As a Jane Austen fan, I’m a sucker for a good retelling. I don’t care about the continuing stories (what happened after Elizabeth and Darcy got married is best left to the imagination), but give me a modern spin on an Austen classic and there’s a good chance I won’t leave my reading chair until I turn the last page. Retellings are doubly fun because I get to enjoy the story on the page and puzzle out the author’s modern character and plot choices. Even if the story aspect disappoints, the puzzling rarely does.
Because they’re both fresh and familiar, and operate on multiple levels, I turn to these when I’m in need of a little comfort reading, or need to kick myself out of a reading slump.
I don’t enjoy every retelling (and I’ve left my dislikes off this list), but I’ve enjoyed a great many—and today I’m sharing seven of my favorites. As always, I’d love to hear your favorites in comments.
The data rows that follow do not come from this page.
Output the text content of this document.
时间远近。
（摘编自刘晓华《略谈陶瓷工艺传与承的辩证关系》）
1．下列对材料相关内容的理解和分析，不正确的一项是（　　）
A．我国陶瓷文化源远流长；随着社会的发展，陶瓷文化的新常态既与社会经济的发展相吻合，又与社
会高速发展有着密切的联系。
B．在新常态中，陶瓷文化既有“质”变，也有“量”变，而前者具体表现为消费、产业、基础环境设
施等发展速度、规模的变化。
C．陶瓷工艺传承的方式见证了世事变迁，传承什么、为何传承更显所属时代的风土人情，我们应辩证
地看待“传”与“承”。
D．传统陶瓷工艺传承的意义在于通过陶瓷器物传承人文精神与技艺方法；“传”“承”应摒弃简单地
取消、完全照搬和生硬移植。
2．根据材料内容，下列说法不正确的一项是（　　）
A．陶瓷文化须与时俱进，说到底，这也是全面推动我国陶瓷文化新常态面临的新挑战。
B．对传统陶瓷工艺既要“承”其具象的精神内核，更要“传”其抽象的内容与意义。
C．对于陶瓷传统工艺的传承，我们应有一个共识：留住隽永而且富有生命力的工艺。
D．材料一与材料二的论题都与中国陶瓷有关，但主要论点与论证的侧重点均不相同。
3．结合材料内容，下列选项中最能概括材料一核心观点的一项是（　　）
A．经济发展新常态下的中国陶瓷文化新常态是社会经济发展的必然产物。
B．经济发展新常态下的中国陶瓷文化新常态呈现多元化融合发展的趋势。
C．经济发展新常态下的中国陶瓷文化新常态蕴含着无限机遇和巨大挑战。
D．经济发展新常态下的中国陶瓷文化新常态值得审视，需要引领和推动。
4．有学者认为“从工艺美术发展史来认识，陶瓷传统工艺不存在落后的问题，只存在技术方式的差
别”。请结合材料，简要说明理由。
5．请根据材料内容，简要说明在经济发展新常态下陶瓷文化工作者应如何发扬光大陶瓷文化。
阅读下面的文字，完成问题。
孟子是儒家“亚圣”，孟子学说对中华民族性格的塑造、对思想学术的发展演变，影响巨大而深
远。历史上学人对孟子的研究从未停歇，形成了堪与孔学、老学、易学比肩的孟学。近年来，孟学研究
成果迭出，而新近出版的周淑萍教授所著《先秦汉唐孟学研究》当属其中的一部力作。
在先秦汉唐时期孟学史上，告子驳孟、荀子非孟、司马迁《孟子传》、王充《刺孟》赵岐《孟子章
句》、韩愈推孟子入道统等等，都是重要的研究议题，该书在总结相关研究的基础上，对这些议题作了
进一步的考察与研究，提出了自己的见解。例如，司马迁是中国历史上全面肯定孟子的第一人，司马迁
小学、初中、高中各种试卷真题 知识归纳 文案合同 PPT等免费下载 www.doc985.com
Are we calling this a modern classic yet? At the dawn of another New Year, Bridget Jones is 32, single, and desperate to take control of her life—so she starts keeping a diary. And such a diary. Bridget is a free spirit, fond of witty banter, enthusiastic about everything, and her enthusiasm lives on every page, where she shares her never-lukewarm opinions about everything from diet to work her love life. She may seem flighty, but she's always searching for deeper meaning. She also has great people skills. This might not be obvious when she first meets straight-laced barrister Mark Darcy, but the novel is based on Pride and Prejudice, so of course they get off to a bumpy start. More info →
You all keep saying this fresh update on Jean Webster's 1899 classic Daddy-Long-Legs with serious nods to Jane Austen's Emma is your favorite Katherine Reay novel; I think it might be mine as well. Samantha Moore spent her childhood struggling in the foster care system, relying on her favorite literary characters to survive. She even expresses herself using their words when she can't find her own. Samantha's big break comes when a "Mr. Knightley" offers her a full scholarship at the prestigious journalism school at Northwestern University. The only requirement is that Sam write her benefactor regularly to tell him about her progress. Through their correspondence, Sam begins to find her voice ... but then things get complicated. More info →
This is the fourth installment of the Jane Austen Project, which invites contemporary authors to rework Jane Austen's novels for modern times, and my hands-down favorite. Our modern tale is set in Cincinnati, where Lizzie is re-cast as an NYC-based magazine editor, Jane is a yoga instructor nearing 40, Darcy is a snooty brain surgeon, and Bingley is an ER doctor turned star of the reality show "Eligible." The purists will need their smelling salts, but Sittenfeld is no Jane Austen, and she's okay with that: her snappy writing and spirit of playfulness make this such good fun for Jane Austen fans, if you're willing to go with it. More info →
You all have been telling me to read this for YEARS, and last week I finally listened to the Audible version, which I quite enjoyed. I listened to this really fast because I wanted to find out what happens next. In this interesting twist on Pride and Prejudice, Ormiston imagines what might have happened had Elizabeth accepted Darcy's first proposal. This story focuses almost exclusively on the romance plot lines and is mostly dialogue, but I found it fun and entertaining, and—unlike so many other retellings—appreciated how Ormiston left the book's characters largely intact. More info →
This is more "riff" than "retelling"—but if you love Jane Austen AND Jasper Fforde's Thursday Next series, give this one a try. I'm not the only one who found this Jane Austen time travel novel a pleasant surprise. At some unspecified point in the future, the earth's atmosphere has been destroyed, food can no longer be grown, and wormholes to the past are in constant use. So when Rachel is asked to go back in time and retrieve the finished (yes, really!) manuscript of The Watsons, she jumps at the chance. But things do not go as planned. More info →
Readers, this new take on Sense and Sensibility was so much fun. Perhaps not great literature, but easy-reading, well-constructed, and enjoyable. In this novel, two broke adult sisters and their sweet little sister flee expensive San Francisco to set up a new tea shop in Austin, Texas. The bones of Austen's original are visible, but Lodge doesn't hew too closely to the original, to her credit. I spent a happy afternoon devouring this book. More info →
In this brand-new short novel from the author of Something in Between, de la Cruz re-envisions Pride and Prejudice for the 21st century. But in her version, the gender roles are reversed: Darcy Fitzwilliam is a brilliant, successful career woman, and Luke Bennet is a minimalist carpenter (and one of five brothers) who's never left his hometown. This novel doesn't stand on its own; it needs Austen's background to prop it up, and that's fine by me. I especially enjoyed tracking how de la Cruz chose to interpret Austen's characters here, and the spot-on way she updates that first proposal for modern times. More info →
What are YOUR favorite Jane Austen retellings? Which ones would you add to this list?